Cinquanta richieste di aiuto al Centro antiviolenza “Parla con noi”

Per la maggior parte dei casi si è trattato di maltrattamenti tra le pareti domestiche, illustrato il servizio di accoglienza telefonica 1522

PESARO – Sono 50 le donne che si sono rivolte al Centro antiviolenza “Parla con noi” nei suoi primi sette mesi di apertura. Il Centro, con sede in via Diaz 10 a Pesaro (tel. 0721/639014) è stato fortemente voluto dalla Provincia di Pesaro e Urbino per offrire un sostegno a quelle ragazze e donne che subiscono maltrattamenti, violenze fisiche e psicologiche. Molti dei casi segnalati alle operatrici del Centro sono avvenuti tra le pareti domestiche, ad opera di mariti o conviventi. Il dato è stato fornito durante il seminario “Fare rete per contrastare la violenza: alcune risposte concrete”, promosso dalla Provincia nell’ambito del “progetto Arianna” del Dipartimento Pari Opportunità della Presidenza del Consiglio dei Ministri.
Insieme al presidente Matteo Ricci, al prefetto Alessio Giuffrida e all’assessore provinciale alle Pari opportunità Daniela Ciaroni, sono intervenuti all’incontro rappresentanti di realtà territoriali e associazioni con una lunga esperienza alle spalle nel contrasto alla violenza sulle donne.
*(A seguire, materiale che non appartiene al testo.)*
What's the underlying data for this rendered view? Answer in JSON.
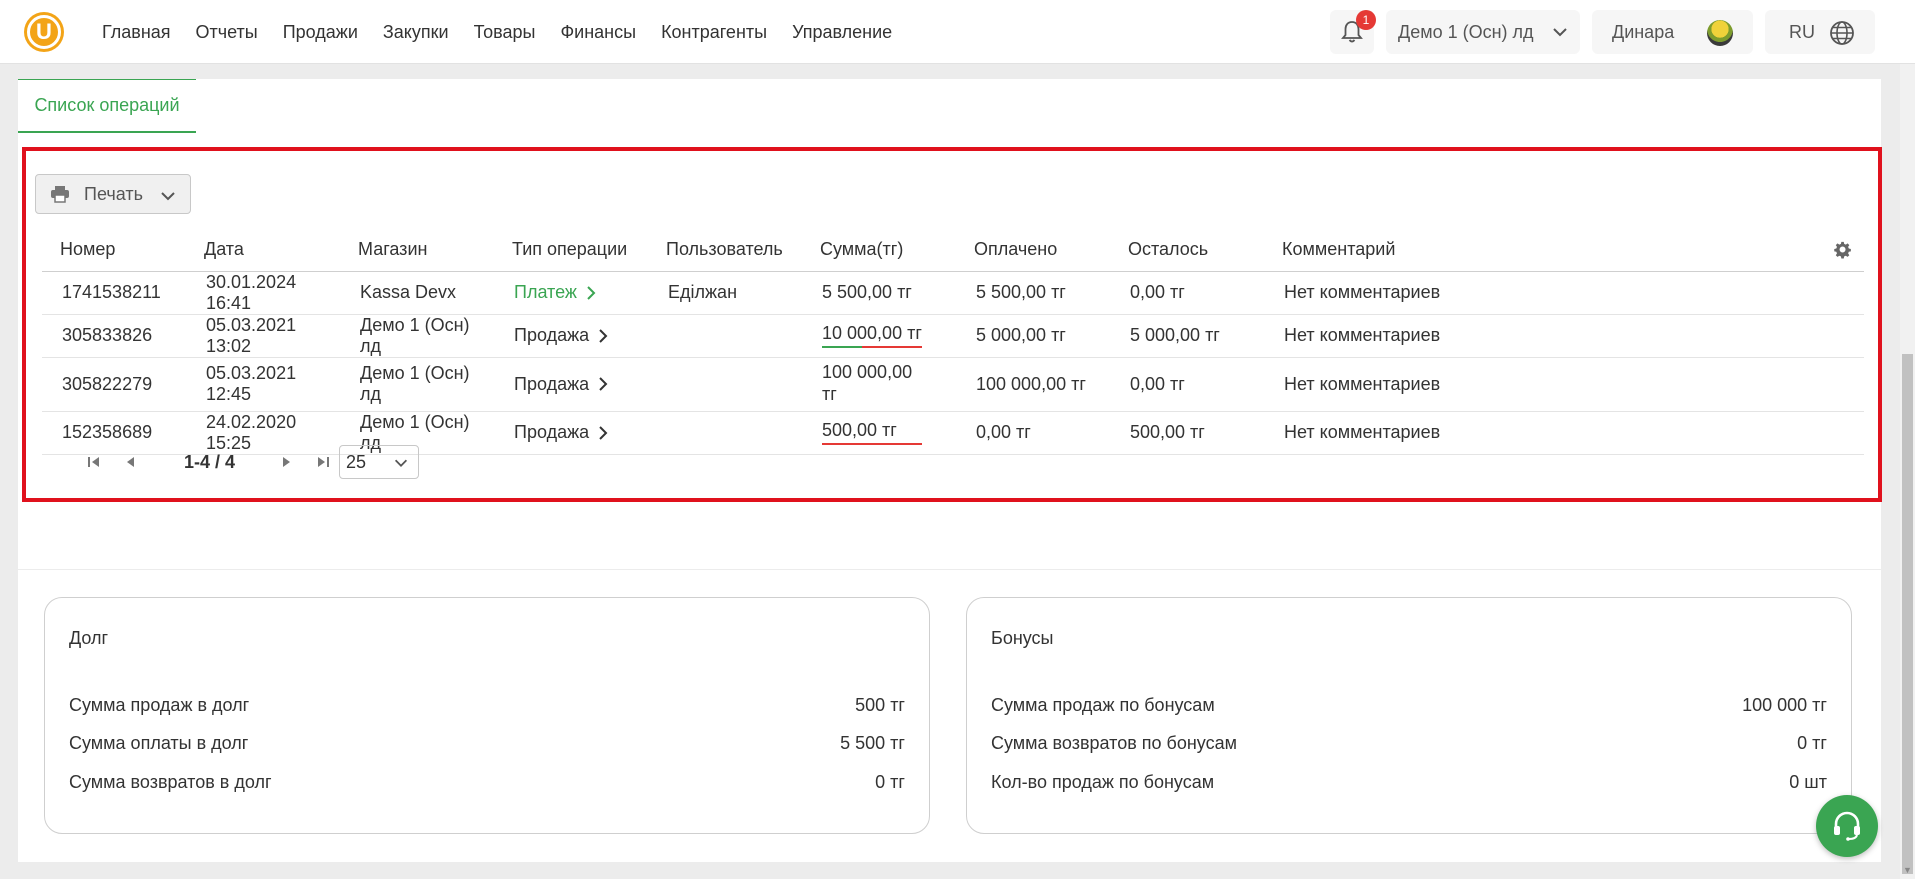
{
  "header": {
    "logo_letter": "U",
    "nav": [
      "Главная",
      "Отчеты",
      "Продажи",
      "Закупки",
      "Товары",
      "Финансы",
      "Контрагенты",
      "Управление"
    ],
    "notification_count": "1",
    "store_name": "Демо 1 (Осн) лд",
    "user_name": "Динара",
    "language": "RU"
  },
  "tabs": {
    "operations_list": "Список операций"
  },
  "toolbar": {
    "print_label": "Печать"
  },
  "table": {
    "columns": [
      "Номер",
      "Дата",
      "Магазин",
      "Тип операции",
      "Пользователь",
      "Сумма(тг)",
      "Оплачено",
      "Осталось",
      "Комментарий"
    ],
    "rows": [
      {
        "number": "1741538211",
        "date": "30.01.2024 16:41",
        "store": "Kassa Devx",
        "type": "Платеж",
        "user": "Еділжан",
        "sum": "5 500,00 тг",
        "paid": "5 500,00 тг",
        "remaining": "0,00 тг",
        "comment": "Нет комментариев"
      },
      {
        "number": "305833826",
        "date": "05.03.2021 13:02",
        "store": "Демо 1 (Осн) лд",
        "type": "Продажа",
        "user": "",
        "sum": "10 000,00 тг",
        "paid": "5 000,00 тг",
        "remaining": "5 000,00 тг",
        "comment": "Нет комментариев"
      },
      {
        "number": "305822279",
        "date": "05.03.2021 12:45",
        "store": "Демо 1 (Осн) лд",
        "type": "Продажа",
        "user": "",
        "sum": "100 000,00 тг",
        "paid": "100 000,00 тг",
        "remaining": "0,00 тг",
        "comment": "Нет комментариев"
      },
      {
        "number": "152358689",
        "date": "24.02.2020 15:25",
        "store": "Демо 1 (Осн) лд",
        "type": "Продажа",
        "user": "",
        "sum": "500,00 тг",
        "paid": "0,00 тг",
        "remaining": "500,00 тг",
        "comment": "Нет комментариев"
      }
    ]
  },
  "pagination": {
    "range": "1-4 / 4",
    "per_page": "25"
  },
  "debt": {
    "title": "Долг",
    "rows": [
      {
        "label": "Сумма продаж в долг",
        "value": "500 тг"
      },
      {
        "label": "Сумма оплаты в долг",
        "value": "5 500 тг"
      },
      {
        "label": "Сумма возвратов в долг",
        "value": "0 тг"
      }
    ]
  },
  "bonuses": {
    "title": "Бонусы",
    "rows": [
      {
        "label": "Сумма продаж по бонусам",
        "value": "100 000 тг"
      },
      {
        "label": "Сумма возвратов по бонусам",
        "value": "0 тг"
      },
      {
        "label": "Кол-во продаж по бонусам",
        "value": "0 шт"
      }
    ]
  },
  "colors": {
    "accent": "#3aa552",
    "highlight": "#e0111d",
    "logo": "#f3a417"
  }
}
Si è parlato del servizio di accoglienza telefonica 1522 attivo a livello nazionale e della rete antiviolenza che ad oggi coinvolge 27 realtà italiane. La “rete” provinciale vede la partecipazione di rappresentanti delle forze dell’ordine, dei servizi sociali, sanitari e medici, oltre alle operatrici del Centro “Parla con noi”.
Nelle Marche, l’avvio dei Centri antiviolenza (uno per provincia) è stato possibile grazie alla legge regionale numero 32 del 2008, di cui ha parlato l’assessore regionale Stefania Benatti a conclusione dell’incontro.